As word of the discovery spread, interest grew. By the mid-1960s, more than a dozen companies had snapped up mineral rights on a patchwork of federal, state, and privately owned land. Planning to mine copper and nickel both underground and in open pits, the companies drilled feverishly in a 95-mile band of bedrock extending north and east of Duluth.
But in 1974, when two companies announced plans to apply for permits to start mining, the state's Environmental Quality Board intervened. Fearful of unintended consequences, the agency put a moratorium on copper-nickel mining to allow time for a comprehensive study of the potential downsides. The review lasted five years, cost $4.3 million, and yielded a staggering 180 reports organized into five volumes.

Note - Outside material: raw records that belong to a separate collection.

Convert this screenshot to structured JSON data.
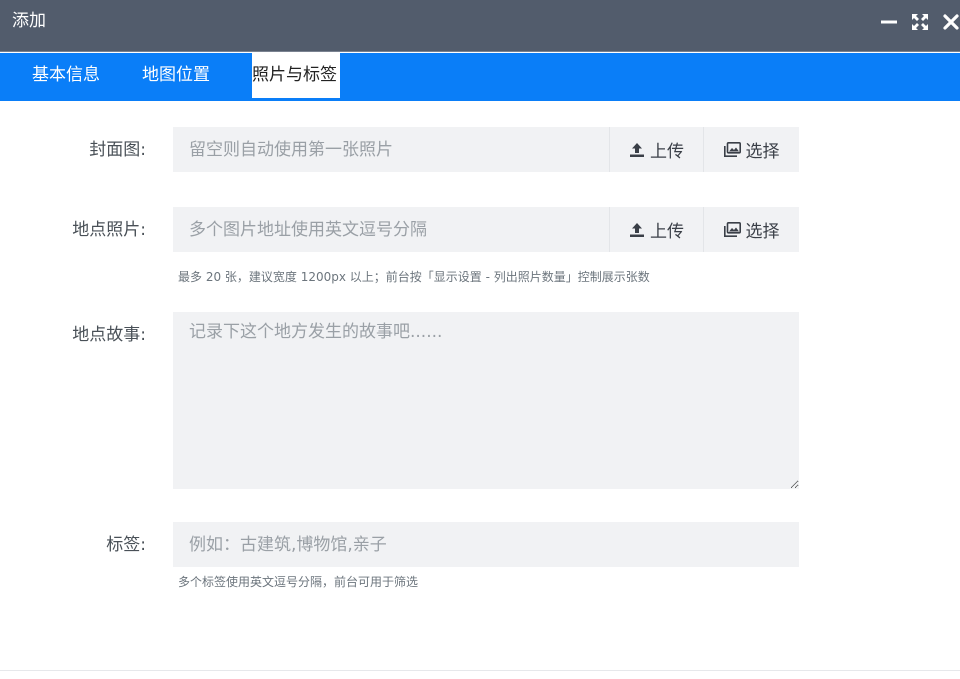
{
  "window": {
    "title": "添加",
    "controls": [
      "minimize-icon",
      "maximize-icon",
      "close-icon"
    ]
  },
  "tabs": [
    {
      "label": "基本信息",
      "active": false
    },
    {
      "label": "地图位置",
      "active": false
    },
    {
      "label": "照片与标签",
      "active": true
    }
  ],
  "form": {
    "cover": {
      "label": "封面图:",
      "placeholder": "留空则自动使用第一张照片",
      "upload_label": "上传",
      "select_label": "选择"
    },
    "photos": {
      "label": "地点照片:",
      "placeholder": "多个图片地址使用英文逗号分隔",
      "upload_label": "上传",
      "select_label": "选择",
      "hint": "最多 20 张，建议宽度 1200px 以上；前台按「显示设置 - 列出照片数量」控制展示张数"
    },
    "story": {
      "label": "地点故事:",
      "placeholder": "记录下这个地方发生的故事吧......"
    },
    "tags": {
      "label": "标签:",
      "placeholder": "例如：古建筑,博物馆,亲子",
      "hint": "多个标签使用英文逗号分隔，前台可用于筛选"
    }
  },
  "colors": {
    "titlebar": "#525c6c",
    "tabbar": "#0a7ef8",
    "input_bg": "#f1f2f4"
  }
}
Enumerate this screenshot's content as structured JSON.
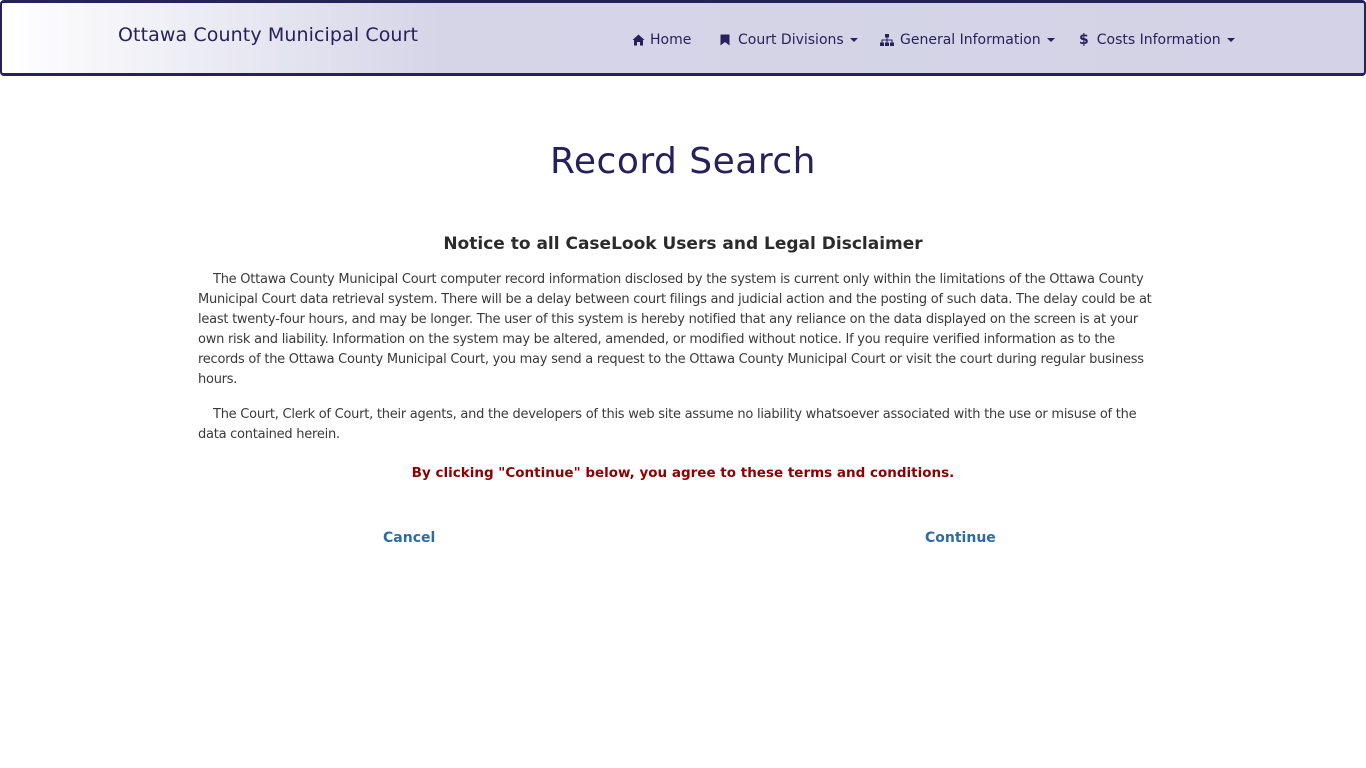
{
  "navbar": {
    "brand": "Ottawa County Municipal Court",
    "items": [
      {
        "label": "Home",
        "icon": "home-icon"
      },
      {
        "label": "Court Divisions",
        "icon": "bookmark-icon"
      },
      {
        "label": "General Information",
        "icon": "sitemap-icon"
      },
      {
        "label": "Costs Information",
        "icon": "dollar-icon"
      }
    ]
  },
  "main": {
    "title": "Record Search",
    "notice_heading": "Notice to all CaseLook Users and Legal Disclaimer",
    "paragraphs": [
      "The Ottawa County Municipal Court computer record information disclosed by the system is current only within the limitations of the Ottawa County Municipal Court data retrieval system. There will be a delay between court filings and judicial action and the posting of such data. The delay could be at least twenty-four hours, and may be longer. The user of this system is hereby notified that any reliance on the data displayed on the screen is at your own risk and liability. Information on the system may be altered, amended, or modified without notice. If you require verified information as to the records of the Ottawa County Municipal Court, you may send a request to the Ottawa County Municipal Court or visit the court during regular business hours.",
      "The Court, Clerk of Court, their agents, and the developers of this web site assume no liability whatsoever associated with the use or misuse of the data contained herein."
    ],
    "agreement": "By clicking \"Continue\" below, you agree to these terms and conditions.",
    "cancel_label": "Cancel",
    "continue_label": "Continue"
  },
  "colors": {
    "navy": "#26215a",
    "warning_red": "#8b0000",
    "link_blue": "#2e6da4"
  }
}
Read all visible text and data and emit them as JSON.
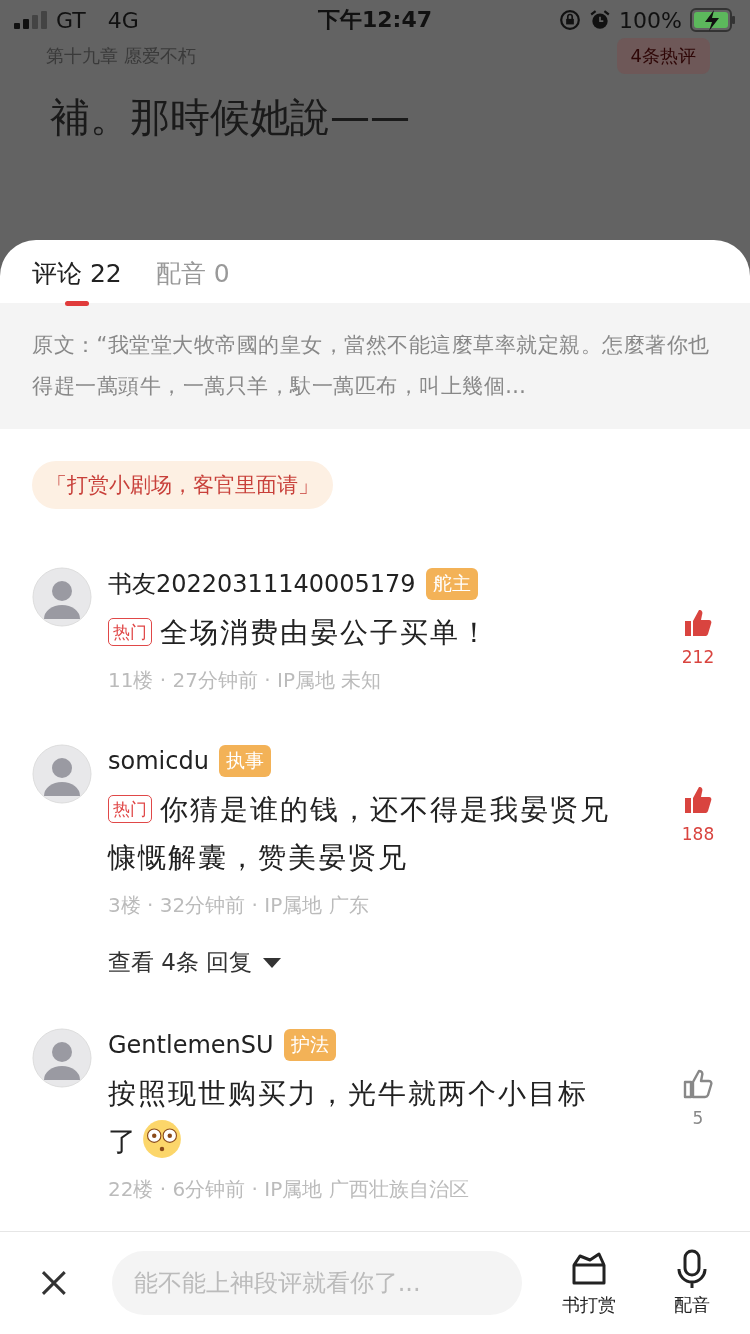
{
  "status_bar": {
    "carrier": "GT",
    "network": "4G",
    "time": "下午12:47",
    "battery": "100%",
    "charging": true
  },
  "reader": {
    "chapter": "第十九章 愿爱不朽",
    "hot_badge": "4条热评",
    "text": "補。那時候她說——"
  },
  "tabs": [
    {
      "label": "评论",
      "count": "22",
      "selected": true
    },
    {
      "label": "配音",
      "count": "0",
      "selected": false
    }
  ],
  "quote": "原文：“我堂堂大牧帝國的皇女，當然不能這麼草率就定親。怎麼著你也得趕一萬頭牛，一萬只羊，馱一萬匹布，叫上幾個…",
  "promo": "「打赏小剧场，客官里面请」",
  "comments": [
    {
      "user": "书友20220311140005179",
      "badge": "舵主",
      "hot": true,
      "hot_label": "热门",
      "text": "全场消费由晏公子买单！",
      "emoji": false,
      "meta": "11楼 · 27分钟前 · IP属地 未知",
      "likes": "212",
      "liked": true
    },
    {
      "user": "somicdu",
      "badge": "执事",
      "hot": true,
      "hot_label": "热门",
      "text": "你猜是谁的钱，还不得是我晏贤兄慷慨解囊，赞美晏贤兄",
      "emoji": false,
      "meta": "3楼 · 32分钟前 · IP属地 广东",
      "likes": "188",
      "liked": true,
      "replies": "查看 4条 回复"
    },
    {
      "user": "GentlemenSU",
      "badge": "护法",
      "hot": false,
      "text": "按照现世购买力，光牛就两个小目标了",
      "emoji": true,
      "meta": "22楼 · 6分钟前 · IP属地 广西壮族自治区",
      "likes": "5",
      "liked": false
    }
  ],
  "composer": {
    "placeholder": "能不能上神段评就看你了..."
  },
  "actions": [
    {
      "kind": "gift",
      "label": "书打赏"
    },
    {
      "kind": "voice",
      "label": "配音"
    }
  ]
}
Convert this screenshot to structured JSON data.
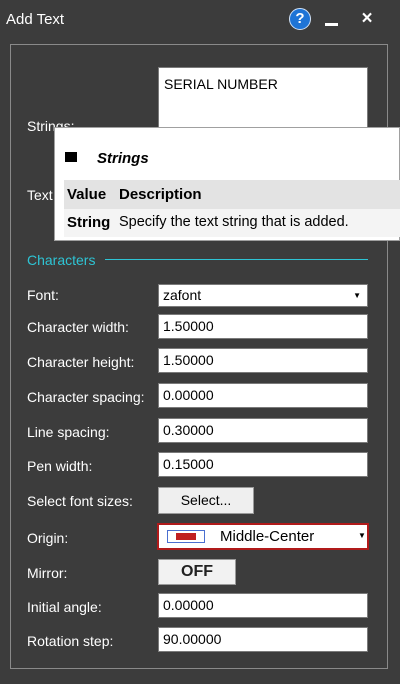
{
  "window": {
    "title": "Add Text",
    "help_glyph": "?",
    "close_glyph": "×"
  },
  "strings": {
    "label": "Strings:",
    "value": "SERIAL NUMBER"
  },
  "text_label_partial": "Text",
  "tooltip": {
    "title": "Strings",
    "header_value": "Value",
    "header_description": "Description",
    "row_value": "String",
    "row_description": "Specify the text string that is added."
  },
  "section_characters": "Characters",
  "font": {
    "label": "Font:",
    "value": "zafont"
  },
  "character_width": {
    "label": "Character width:",
    "value": "1.50000"
  },
  "character_height": {
    "label": "Character height:",
    "value": "1.50000"
  },
  "character_spacing": {
    "label": "Character spacing:",
    "value": "0.00000"
  },
  "line_spacing": {
    "label": "Line spacing:",
    "value": "0.30000"
  },
  "pen_width": {
    "label": "Pen width:",
    "value": "0.15000"
  },
  "select_font_sizes": {
    "label": "Select font sizes:",
    "button": "Select..."
  },
  "origin": {
    "label": "Origin:",
    "value": "Middle-Center"
  },
  "mirror": {
    "label": "Mirror:",
    "value": "OFF"
  },
  "initial_angle": {
    "label": "Initial angle:",
    "value": "0.00000"
  },
  "rotation_step": {
    "label": "Rotation step:",
    "value": "90.00000"
  },
  "colors": {
    "accent": "#2ec4d4",
    "background": "#3c3c3c",
    "origin_border": "#b01a1a"
  }
}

"We did all sorts of crazy things that most people never even knew about," recalls Steve Piragis, who worked on the study as a young biologist. "We even had microphones along the road in downtown Ely to measure ambient noise."
The team of scientists identified two major environmental threats. First was acid mine drainage: The excavated waste rock, rich with heavy metals and sulfur, threatened, if exposed to both air and water, to poison the rainwater and groundwater flowing into surrounding streams, rivers, and lakes. Second, melting the crushed rocks under extreme heat to separate the metals would release sulfur dioxide, a toxic gas that would spread over nearby forests and watersheds, leaving a trail of acid in its wake.